Theobromine is not only found in chocolate, but also in many tea and soft/soda drinks that contain cocoa (these drinks should also never be given to birds anyway).
Chocolate also contains caffeine, another deadly toxin to birds.
One example of a fatal chocolate incident involving a parrot is detailed in the paper from the New Zealand Veterinary Journal, “Death by chocolate: A fatal problem for an inquisitive wild parrot”, which refers to an accidental death of a wild Kea parrot in New Zealand who had accessed chocolate. These birds are known to hang around tourists and their picnics, as well as accessing rubbish. Sadly this provided an alarming example of just how deadly a small amount of chocolate can be for a parrot (or any bird).

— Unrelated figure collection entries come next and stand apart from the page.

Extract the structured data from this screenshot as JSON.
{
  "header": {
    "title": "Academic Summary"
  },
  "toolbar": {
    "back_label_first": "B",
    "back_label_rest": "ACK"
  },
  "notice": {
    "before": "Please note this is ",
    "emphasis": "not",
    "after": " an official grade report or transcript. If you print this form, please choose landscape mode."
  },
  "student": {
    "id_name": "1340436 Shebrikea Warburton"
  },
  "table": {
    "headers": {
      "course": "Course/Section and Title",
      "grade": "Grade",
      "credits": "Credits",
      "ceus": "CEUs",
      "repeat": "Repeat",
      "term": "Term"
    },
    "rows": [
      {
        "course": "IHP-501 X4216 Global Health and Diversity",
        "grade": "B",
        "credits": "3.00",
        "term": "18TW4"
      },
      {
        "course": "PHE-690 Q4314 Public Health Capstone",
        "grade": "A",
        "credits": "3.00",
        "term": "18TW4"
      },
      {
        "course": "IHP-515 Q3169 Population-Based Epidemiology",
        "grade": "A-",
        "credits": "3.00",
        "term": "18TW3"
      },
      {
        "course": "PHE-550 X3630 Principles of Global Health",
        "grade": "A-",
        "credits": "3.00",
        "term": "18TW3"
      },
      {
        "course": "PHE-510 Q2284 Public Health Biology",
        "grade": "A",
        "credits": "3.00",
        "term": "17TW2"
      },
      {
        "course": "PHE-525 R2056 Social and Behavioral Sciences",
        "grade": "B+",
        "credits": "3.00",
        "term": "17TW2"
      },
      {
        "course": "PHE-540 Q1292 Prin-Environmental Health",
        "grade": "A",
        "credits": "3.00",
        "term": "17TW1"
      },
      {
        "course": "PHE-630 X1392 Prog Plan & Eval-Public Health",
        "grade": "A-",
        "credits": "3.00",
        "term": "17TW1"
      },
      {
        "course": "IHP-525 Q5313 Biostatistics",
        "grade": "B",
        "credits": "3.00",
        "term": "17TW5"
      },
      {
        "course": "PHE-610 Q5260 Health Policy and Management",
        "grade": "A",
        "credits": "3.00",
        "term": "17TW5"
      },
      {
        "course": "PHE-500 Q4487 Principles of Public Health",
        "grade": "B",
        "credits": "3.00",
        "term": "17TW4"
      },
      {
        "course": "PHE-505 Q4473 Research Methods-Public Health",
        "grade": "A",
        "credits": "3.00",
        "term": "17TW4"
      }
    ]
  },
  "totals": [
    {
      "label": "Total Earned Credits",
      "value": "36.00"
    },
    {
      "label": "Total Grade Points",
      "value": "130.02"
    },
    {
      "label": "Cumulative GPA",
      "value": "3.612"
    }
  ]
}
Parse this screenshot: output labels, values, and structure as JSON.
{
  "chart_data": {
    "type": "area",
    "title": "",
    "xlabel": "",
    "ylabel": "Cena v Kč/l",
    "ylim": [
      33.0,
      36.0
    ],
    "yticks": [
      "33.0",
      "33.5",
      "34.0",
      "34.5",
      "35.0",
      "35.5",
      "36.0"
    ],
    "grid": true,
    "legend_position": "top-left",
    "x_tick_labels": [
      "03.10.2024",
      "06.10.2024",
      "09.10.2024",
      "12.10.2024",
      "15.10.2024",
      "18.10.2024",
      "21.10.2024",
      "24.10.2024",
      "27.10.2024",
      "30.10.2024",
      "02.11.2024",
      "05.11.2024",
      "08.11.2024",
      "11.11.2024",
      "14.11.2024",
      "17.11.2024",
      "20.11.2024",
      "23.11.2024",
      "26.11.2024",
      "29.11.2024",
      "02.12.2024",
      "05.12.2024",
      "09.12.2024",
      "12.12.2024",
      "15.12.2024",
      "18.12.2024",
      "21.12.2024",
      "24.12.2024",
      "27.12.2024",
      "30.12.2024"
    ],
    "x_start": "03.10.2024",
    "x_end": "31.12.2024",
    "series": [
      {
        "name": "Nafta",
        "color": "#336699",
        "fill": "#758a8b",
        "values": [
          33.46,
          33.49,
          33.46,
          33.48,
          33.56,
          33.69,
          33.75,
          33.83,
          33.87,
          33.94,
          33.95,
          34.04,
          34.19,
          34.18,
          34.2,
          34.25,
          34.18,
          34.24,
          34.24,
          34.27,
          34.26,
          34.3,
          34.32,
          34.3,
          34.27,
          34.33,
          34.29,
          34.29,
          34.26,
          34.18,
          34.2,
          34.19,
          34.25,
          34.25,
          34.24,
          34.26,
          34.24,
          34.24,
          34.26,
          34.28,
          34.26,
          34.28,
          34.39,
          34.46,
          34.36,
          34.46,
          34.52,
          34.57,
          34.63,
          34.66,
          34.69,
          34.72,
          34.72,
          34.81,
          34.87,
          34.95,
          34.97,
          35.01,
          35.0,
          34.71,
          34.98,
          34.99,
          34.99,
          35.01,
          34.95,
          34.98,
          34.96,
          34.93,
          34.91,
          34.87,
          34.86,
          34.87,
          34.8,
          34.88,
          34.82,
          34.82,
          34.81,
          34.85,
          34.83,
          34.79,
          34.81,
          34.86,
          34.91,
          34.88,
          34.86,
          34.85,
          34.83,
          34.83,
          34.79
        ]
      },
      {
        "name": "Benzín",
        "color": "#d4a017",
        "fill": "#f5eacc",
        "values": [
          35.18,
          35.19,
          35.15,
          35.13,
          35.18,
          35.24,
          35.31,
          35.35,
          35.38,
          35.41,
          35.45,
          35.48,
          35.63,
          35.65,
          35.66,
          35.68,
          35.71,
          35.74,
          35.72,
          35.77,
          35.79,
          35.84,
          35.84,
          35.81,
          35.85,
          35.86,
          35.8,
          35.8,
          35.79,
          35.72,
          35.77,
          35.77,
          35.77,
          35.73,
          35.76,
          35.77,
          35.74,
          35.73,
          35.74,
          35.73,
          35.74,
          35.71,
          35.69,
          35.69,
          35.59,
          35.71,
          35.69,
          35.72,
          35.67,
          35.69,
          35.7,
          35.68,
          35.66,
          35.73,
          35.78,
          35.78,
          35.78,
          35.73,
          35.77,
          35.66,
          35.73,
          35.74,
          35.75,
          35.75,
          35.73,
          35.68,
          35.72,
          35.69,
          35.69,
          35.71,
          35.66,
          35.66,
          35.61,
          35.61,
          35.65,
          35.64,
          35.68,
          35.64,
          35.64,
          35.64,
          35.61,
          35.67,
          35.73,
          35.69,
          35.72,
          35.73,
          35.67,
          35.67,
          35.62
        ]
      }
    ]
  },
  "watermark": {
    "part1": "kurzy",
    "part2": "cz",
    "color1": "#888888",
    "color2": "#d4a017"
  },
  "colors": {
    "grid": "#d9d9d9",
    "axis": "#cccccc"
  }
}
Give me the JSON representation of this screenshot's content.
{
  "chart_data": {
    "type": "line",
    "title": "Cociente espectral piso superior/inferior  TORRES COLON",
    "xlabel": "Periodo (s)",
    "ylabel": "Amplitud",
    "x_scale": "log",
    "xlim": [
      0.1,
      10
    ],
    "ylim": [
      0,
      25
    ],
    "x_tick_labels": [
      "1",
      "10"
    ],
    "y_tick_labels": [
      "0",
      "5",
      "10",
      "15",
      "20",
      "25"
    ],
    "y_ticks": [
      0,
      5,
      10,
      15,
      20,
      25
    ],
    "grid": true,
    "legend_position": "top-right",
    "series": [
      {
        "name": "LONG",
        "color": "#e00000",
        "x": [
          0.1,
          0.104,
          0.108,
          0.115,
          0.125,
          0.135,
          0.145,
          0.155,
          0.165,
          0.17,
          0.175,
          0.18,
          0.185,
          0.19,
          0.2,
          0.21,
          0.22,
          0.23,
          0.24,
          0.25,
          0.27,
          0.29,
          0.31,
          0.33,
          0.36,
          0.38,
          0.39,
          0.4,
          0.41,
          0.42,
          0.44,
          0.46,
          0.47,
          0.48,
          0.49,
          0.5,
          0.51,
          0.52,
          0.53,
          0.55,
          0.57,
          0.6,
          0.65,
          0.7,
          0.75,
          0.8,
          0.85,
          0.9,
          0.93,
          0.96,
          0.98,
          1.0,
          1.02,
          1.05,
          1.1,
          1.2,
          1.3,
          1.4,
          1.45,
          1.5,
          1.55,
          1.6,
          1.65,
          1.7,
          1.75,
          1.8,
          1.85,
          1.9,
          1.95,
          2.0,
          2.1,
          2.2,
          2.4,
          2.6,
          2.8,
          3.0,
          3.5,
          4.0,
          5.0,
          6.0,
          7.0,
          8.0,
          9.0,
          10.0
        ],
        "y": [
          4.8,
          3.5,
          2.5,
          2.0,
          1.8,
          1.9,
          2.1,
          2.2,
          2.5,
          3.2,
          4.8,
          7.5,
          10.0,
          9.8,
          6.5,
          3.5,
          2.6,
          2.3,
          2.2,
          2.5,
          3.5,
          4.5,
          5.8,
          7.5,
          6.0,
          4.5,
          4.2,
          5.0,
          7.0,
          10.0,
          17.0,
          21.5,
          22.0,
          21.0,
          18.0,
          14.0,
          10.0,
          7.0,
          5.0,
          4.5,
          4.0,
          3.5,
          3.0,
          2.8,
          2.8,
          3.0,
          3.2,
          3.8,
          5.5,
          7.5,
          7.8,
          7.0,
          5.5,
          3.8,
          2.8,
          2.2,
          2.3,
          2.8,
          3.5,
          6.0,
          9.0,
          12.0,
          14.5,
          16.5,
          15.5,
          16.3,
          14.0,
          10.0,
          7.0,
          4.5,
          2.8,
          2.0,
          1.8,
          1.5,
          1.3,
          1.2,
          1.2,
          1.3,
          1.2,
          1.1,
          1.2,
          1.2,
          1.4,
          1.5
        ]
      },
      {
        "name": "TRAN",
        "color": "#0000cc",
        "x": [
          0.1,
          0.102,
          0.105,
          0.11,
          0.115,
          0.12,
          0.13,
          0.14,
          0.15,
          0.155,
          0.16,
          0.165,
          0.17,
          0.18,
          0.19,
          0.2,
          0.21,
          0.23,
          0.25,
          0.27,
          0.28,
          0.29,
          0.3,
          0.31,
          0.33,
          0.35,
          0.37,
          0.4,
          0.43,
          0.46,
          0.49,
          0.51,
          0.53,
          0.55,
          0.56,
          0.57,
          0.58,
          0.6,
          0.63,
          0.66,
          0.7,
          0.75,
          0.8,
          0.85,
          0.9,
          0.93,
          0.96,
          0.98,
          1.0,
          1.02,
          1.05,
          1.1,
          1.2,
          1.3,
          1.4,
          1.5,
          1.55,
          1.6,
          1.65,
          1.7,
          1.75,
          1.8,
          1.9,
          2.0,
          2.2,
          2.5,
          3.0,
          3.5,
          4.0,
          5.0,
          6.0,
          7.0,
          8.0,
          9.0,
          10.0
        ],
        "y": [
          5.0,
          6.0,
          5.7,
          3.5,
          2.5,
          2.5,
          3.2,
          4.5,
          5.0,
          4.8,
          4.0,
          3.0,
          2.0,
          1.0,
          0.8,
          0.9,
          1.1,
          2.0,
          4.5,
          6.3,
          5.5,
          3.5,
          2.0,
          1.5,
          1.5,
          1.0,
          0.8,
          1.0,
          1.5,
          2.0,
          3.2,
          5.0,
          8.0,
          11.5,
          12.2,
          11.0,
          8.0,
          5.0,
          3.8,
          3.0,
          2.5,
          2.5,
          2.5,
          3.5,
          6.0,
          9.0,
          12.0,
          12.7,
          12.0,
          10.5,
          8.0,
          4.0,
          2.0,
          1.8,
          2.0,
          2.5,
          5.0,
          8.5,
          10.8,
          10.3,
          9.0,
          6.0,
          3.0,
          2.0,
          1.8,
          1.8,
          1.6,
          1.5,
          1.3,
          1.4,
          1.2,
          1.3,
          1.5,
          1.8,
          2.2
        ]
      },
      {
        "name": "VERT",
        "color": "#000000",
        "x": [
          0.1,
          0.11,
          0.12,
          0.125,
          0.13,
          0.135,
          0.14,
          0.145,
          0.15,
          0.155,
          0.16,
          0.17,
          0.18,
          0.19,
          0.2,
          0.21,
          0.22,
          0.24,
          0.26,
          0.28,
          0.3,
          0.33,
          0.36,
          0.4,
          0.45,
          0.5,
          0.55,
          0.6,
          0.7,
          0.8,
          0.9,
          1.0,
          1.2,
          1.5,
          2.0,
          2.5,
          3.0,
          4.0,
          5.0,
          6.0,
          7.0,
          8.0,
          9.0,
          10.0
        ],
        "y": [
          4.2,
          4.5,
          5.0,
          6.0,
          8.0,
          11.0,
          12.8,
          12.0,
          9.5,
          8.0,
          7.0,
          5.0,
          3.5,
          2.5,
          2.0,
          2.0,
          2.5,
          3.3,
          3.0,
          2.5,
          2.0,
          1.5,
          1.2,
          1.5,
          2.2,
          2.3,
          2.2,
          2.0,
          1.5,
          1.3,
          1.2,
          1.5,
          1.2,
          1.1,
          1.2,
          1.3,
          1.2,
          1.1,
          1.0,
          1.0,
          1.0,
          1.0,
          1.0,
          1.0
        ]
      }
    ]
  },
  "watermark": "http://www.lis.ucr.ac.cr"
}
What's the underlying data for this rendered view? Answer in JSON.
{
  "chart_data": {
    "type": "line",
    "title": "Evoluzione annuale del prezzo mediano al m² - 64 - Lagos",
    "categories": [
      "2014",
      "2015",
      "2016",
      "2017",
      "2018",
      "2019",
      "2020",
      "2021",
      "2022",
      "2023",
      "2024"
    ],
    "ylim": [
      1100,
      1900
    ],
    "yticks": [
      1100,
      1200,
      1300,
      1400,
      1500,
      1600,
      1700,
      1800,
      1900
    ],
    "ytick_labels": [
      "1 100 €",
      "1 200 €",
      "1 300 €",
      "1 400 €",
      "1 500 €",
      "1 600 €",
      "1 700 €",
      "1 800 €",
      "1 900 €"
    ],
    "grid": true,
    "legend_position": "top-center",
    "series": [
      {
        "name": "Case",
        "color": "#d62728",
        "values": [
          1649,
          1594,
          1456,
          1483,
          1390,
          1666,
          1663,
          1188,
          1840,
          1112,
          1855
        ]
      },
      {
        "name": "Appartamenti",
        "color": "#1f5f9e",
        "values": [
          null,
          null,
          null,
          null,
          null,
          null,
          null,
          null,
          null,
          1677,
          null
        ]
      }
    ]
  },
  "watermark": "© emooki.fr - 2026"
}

A necropsy on the Kea found that it had died from toxicity poisoning due to ingestion of chocolate.
The crop contained 20 g of what appeared to be dark chocolate; a conservative estimate of the dose of methylxanthines ingested by the bird was 250 mg/kg theobromine, 20 mg/kg caffeine and 3 mg/kg theophylline.
Another published case of chocolate toxicosis was reported by Cole and Murray in 2005 of an African Grey parrot who had died within 24 hours of eating a chocolate donut, even after receiving veterinary treatment. The body showed “hepatic, pulmonary and renal congestion” as the cause of death. Needless to say, this would have been a painful, highly distressing death for this poor bird.
Never give chocolate, chocolate products, or caffeine to a bird.
Keep all chocolate out of reach of parrots.
If your parrot has eaten any chocolate or you suspect he or she may have – get immediate avian vetarinary attention.